O’Brien noted that the department is set up to pay for itself. When it functions as it should, he said that equipment costs and other departmental needs are funded internally, without going to the general tax.

“It is dwindling,” O’Brien said. “It’s not going to self support very soon.”

Resident Ted Muller pointed out that taxpayer expenses are going up, as well.

“Do we need to increase here too?” he asked.

Mayor Ronald Woodward said that the only reasonable options are to eliminate garbage pickup or to fund it.

“You need to do it or don’t,” he said.

Woodward noted that as taxpayers, councilors don’t want to pay higher rates either. He pointed out, however, that Fulton’s rates are lower than other municipalities in the area. He noted that his mother, who resides in Volney, pays more $65 per quarter and is able to put only two bags out to the roadside.

The small increase, he said, will help to raise the contingency for the department and will allow the department to fund its needs, such as replacing aging equipment.

O’Brien said that when equipment is purchased through bond anticipation notes, the department could be able to pay those off within the five years available before a bond is issued.

“If we can pay those off in five years, we never have to go to a bond,” he said.

Muller, who owns a multi-family home, pointed out that rate increases hit him more than a single-family household that may generate more trash at the curb.

“I am just looking for something equal to the single family (houses),” Muller said.

Woodward noted that fees are applied based on the number of water meters attached to a residence. He pointed out that more than 1,000 single-family residences in the city are owner-occupied by senior citizens who often don‘t put as much trash outside but pay the same as a single-family household that puts out several bags each week.

“We look at living units,” Woodward said. “In the end, the best thing we can do is what’s best for the majority (of the city).”

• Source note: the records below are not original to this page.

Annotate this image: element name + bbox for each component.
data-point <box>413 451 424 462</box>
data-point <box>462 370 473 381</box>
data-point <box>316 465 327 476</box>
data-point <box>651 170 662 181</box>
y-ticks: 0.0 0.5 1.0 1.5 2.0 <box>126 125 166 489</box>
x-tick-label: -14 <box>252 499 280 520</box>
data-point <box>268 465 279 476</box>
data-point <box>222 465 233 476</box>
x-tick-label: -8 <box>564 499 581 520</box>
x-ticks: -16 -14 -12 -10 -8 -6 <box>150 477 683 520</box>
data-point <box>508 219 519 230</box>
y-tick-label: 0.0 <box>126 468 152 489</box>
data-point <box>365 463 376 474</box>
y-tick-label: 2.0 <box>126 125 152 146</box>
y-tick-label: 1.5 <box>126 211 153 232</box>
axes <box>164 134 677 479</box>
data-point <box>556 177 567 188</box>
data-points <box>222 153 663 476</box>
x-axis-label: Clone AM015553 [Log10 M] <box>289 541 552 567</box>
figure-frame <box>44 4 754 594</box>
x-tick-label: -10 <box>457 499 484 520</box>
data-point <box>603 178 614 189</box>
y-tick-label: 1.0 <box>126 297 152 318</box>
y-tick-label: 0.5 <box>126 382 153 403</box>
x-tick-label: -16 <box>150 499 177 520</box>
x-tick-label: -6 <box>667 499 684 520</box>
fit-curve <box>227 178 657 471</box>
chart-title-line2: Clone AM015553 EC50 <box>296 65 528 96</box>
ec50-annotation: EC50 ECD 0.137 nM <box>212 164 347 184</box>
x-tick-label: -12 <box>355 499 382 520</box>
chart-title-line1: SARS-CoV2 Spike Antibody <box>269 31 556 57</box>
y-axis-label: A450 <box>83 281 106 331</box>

Third Ward Alderman Robert Weston said that while the department had been receiving revenues above expenses through 2004, that shifted in 2005.

“We’ve been hanging on since 2005,” Weston said. “All costs have to be absorbed somewhere. … Overall, we’ve done a god job managing out program.”

Second Ward Alderman David Guyer suggested that the city could have raised rates by a couple of dollars each year, rather than going with the $10 increase at one time.

“Hopefully in the future, that an be addressed,” Guyer said.

First Ward Alderman Thomas Kenyon pointed out that the city is losing revenue in the garbage department to “scrappers” who go around the city to take metals that are put to the curb.

“When (garbage metal) hits the road, it’s the city’s,” Kenyon said. “It’s our revenue that we’re losing.”

O’Brien said that he is hopeful that the city will be able to do more to separate and recover revenues from metals once the DPW’s new facility is up and running.

Kenyon said the city also sees more costs when residents bring trash into Fulton from friends or family outside of the city.

Fourth Ward Alderman Dana Smith said that as a taxpayer, he understands the burden of increased costs.

“But this is a good service,” Smith noted.

Following the hearing, the council unanimously supported the rate increase.